Your facilitator should, however, be familiar with the postmortem process and the goals of the postmortem meeting so they can guide the group discussion to achieve those goals. Postmortem meeting facilitators must have a strong understanding of blamelessness so they can help the group avoid blaming speech in the meeting.
Facilitation Tips#
The postmortem meeting facilitator helps the team dig deeper into their analysis, avoid blame, and get buy-in for their action items. Common challenges for the postmortem meeting are being overly focused on the written postmortem and succumbing to the tendency to blame individuals for system failure. Below are tips on how to run effective postmortem meetings and how to handle awkward situations when they arise.
Housekeeping
- Set ground rules at the beginning of the meeting.
- Set the expectation that everyone should speak but no-one should hog the conversation.

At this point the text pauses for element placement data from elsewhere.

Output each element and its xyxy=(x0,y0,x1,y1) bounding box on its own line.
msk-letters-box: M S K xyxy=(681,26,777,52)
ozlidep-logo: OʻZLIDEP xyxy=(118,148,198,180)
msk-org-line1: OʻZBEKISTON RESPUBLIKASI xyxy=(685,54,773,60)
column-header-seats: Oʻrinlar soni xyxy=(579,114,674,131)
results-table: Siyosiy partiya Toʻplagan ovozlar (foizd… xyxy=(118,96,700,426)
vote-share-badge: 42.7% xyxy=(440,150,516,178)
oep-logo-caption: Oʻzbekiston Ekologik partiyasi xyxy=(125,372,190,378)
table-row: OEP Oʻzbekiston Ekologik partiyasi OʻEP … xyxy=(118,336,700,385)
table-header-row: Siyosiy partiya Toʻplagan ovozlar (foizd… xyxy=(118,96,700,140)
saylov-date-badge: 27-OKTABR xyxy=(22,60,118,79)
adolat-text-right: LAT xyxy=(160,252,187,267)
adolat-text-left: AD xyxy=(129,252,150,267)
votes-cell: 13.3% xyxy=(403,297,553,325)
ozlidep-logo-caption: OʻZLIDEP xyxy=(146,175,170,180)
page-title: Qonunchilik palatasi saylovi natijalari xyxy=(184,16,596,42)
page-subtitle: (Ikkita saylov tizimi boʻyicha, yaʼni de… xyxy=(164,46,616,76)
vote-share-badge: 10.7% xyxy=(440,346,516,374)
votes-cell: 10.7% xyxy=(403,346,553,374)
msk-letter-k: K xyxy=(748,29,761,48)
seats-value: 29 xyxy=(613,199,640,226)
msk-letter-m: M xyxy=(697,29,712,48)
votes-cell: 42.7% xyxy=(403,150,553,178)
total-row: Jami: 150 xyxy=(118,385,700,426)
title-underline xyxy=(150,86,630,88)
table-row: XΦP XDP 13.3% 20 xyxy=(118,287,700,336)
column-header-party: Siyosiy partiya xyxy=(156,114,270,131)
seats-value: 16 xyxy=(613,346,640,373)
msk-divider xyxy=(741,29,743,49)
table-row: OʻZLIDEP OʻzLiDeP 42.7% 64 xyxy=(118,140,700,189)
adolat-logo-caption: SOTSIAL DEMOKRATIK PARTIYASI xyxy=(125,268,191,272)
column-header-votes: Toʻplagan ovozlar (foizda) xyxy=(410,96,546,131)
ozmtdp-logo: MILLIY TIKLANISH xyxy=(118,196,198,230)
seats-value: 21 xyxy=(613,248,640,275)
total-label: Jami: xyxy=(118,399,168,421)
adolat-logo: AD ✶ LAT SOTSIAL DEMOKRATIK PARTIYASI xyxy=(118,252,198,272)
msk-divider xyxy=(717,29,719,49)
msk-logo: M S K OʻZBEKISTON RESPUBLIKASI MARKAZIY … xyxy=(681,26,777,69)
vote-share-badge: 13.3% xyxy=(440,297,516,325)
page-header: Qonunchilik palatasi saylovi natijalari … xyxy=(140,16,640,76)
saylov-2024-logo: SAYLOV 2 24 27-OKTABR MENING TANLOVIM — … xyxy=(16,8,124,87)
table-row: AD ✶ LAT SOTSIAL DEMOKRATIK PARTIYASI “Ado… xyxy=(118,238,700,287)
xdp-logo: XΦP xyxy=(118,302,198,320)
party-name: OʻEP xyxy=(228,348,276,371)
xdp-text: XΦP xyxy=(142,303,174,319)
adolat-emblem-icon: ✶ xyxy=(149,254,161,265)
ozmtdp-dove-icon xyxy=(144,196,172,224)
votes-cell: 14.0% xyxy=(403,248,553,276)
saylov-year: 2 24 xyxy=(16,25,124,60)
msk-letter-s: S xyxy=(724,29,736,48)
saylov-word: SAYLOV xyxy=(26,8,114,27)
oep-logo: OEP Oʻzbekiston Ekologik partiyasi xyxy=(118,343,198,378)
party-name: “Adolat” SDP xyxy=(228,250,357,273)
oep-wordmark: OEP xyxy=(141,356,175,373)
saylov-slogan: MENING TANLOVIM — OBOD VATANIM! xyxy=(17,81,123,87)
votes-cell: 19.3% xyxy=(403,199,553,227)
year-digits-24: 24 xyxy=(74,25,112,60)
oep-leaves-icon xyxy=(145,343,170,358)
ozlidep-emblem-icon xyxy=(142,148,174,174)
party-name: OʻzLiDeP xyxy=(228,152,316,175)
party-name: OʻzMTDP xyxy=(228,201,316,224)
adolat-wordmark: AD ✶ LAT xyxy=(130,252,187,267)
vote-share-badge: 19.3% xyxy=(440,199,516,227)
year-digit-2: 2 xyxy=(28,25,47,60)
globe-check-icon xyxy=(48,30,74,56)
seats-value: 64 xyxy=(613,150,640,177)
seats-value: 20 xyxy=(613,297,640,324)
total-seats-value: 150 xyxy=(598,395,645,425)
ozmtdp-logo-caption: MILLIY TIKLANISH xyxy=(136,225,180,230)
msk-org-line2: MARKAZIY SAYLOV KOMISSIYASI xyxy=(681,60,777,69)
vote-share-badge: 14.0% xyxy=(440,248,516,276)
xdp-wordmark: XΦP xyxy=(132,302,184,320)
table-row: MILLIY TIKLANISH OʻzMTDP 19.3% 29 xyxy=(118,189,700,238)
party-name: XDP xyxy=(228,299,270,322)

- Remind the group that we practice blameless postmortems.
- Establish a safe word for when the conversation gets off track.
- If a team member notices the conversation is getting off-topic they can say the safe word and have the team re-evaluate the usefulness of the discussion. At PagerDuty, some teams use the acronym ELMO which stands for "Enough, let's move on." This takes pressure off the facilitator alone to interrupt when discussion gets off-topic.
- Share the agenda so the team is clear on what is on- and off-topic.
- Use a timer to timebox.
- You can timebox each agenda item. Presenting a timer makes everyone aware of the time limit and reduces the need for the facilitator to interrupt for time.
- Present the postmortem document from your laptop onto the TV so everyone can see.
- Remind the team at the start of the meeting and/or when blame occurs during the meeting that we have agreed to practice blameless postmortems and call each other out when blame occurs.
- Look out for and avoid "who" or "why" questions, which limit analysis and imply blame. Instead ask "what" and "how" questions, such as:
- "What did you think was happening?"
- "What did you do next?"
- "How did that action make sense at the time?"
- When inquiring about a human action, abstract to an non-specific responder. Remind the team anyone could have made the same mistake.
- "What could have led any responder to take that action?"
What to do when the conversation is getting off-topic:
- The facilitator's job is to keep the team on track and will need to interrupt to remind the team of the meeting goals by asking if it is valuable to continue with a topic or if it can be taken offline.
- "Sorry to interrupt, but this topic seems unrelated to the goals of this meeting, do we want to go back to the original topic or continue with this discussion?"
- Timebox agenda items. Once the time is done they can vote if they want to keep talking for another few minutes.
What to do when one person is dominating the meeting:
- Say upfront that participation from everyone is important. Explain the facilitator's responsibilities so they won't be offended if they are asked to stop talking or speak up. Pay attention to how much people are talking throughout the meeting.
- "I wasn't able to hear what the first person was saying."
- Act as a mediator and call out when people are getting interrupted: "Hold that thought – I want to make sure Shari has a chance to finish"
If a team member has not said anything, how do you get them to contribute:
- "Let's go around the room and hear from everyone"
- "What's stood out for you so far?"
- "What else might we need to consider?"
How to stimulate analysis:
- Ask open questions, no questions that can be answered with "yes" or "no."
- Reference our analysis questions. The team may have asked themselves these questions as they were preparing the written postmortem. Asking some of these in the meeting will encourage new, collaborative thinking.